You have (at least) two possibilities:
Use the transformation $x = \sqrt{y}$ (and $\mathrm dx = \frac{1}{\sqrt{2}}\mathrm dy$) to rewrite your integral as $$ \int_0^\infty \exp(-x^2)h(x)\, \mathrm dx = \int_0^\infty \exp(-y)\frac{h(\sqrt{2})}{2\sqrt{y}}\, \mathrm dy $$ and apply the MC method with the exponential distribution and $\tilde h(y) := \frac{h(\sqrt{2})}{2\sqrt{y}}$.

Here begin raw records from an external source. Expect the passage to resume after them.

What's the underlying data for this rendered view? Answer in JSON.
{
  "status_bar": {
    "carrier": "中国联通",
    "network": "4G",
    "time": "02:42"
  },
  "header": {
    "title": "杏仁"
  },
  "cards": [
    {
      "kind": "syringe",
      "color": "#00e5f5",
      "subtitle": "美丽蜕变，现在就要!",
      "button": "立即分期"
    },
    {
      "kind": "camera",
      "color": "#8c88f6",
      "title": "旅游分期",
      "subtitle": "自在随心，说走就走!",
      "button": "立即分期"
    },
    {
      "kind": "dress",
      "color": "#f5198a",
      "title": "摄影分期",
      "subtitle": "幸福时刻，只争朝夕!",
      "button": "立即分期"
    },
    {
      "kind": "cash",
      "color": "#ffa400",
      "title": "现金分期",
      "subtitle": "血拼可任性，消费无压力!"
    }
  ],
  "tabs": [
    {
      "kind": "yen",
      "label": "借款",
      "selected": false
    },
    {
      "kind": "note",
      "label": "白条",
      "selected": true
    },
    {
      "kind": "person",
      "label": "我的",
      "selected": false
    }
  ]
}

Use a normally distributed random variable $Z$ and $Y=|Z|$. If the density of $Z$ is $f_Z(z) = \frac{1}{\sqrt{\pi}}\exp(-z^2)$ on $(-\infty,\infty)$, then, by symmetry, the one of $Y$ is given by $f_Y(y)=\frac{2}{\sqrt{\pi}}\exp(-y^2)$ on $[0,\infty)$, which is nearly what you need. Note that $Z$ is not the standard normal distribution, but with a variance of $1/2$, and that you have to take care of the normalizing constants. Then you can rewrite your integral as $$ \int_0^\infty \exp(-x^2)h(x)\, \mathrm dx = \frac{\sqrt{\pi}}{2}\int_0^\infty f_Y(y)h(y)\, \mathrm dy $$ and apply the MC method using $Y$.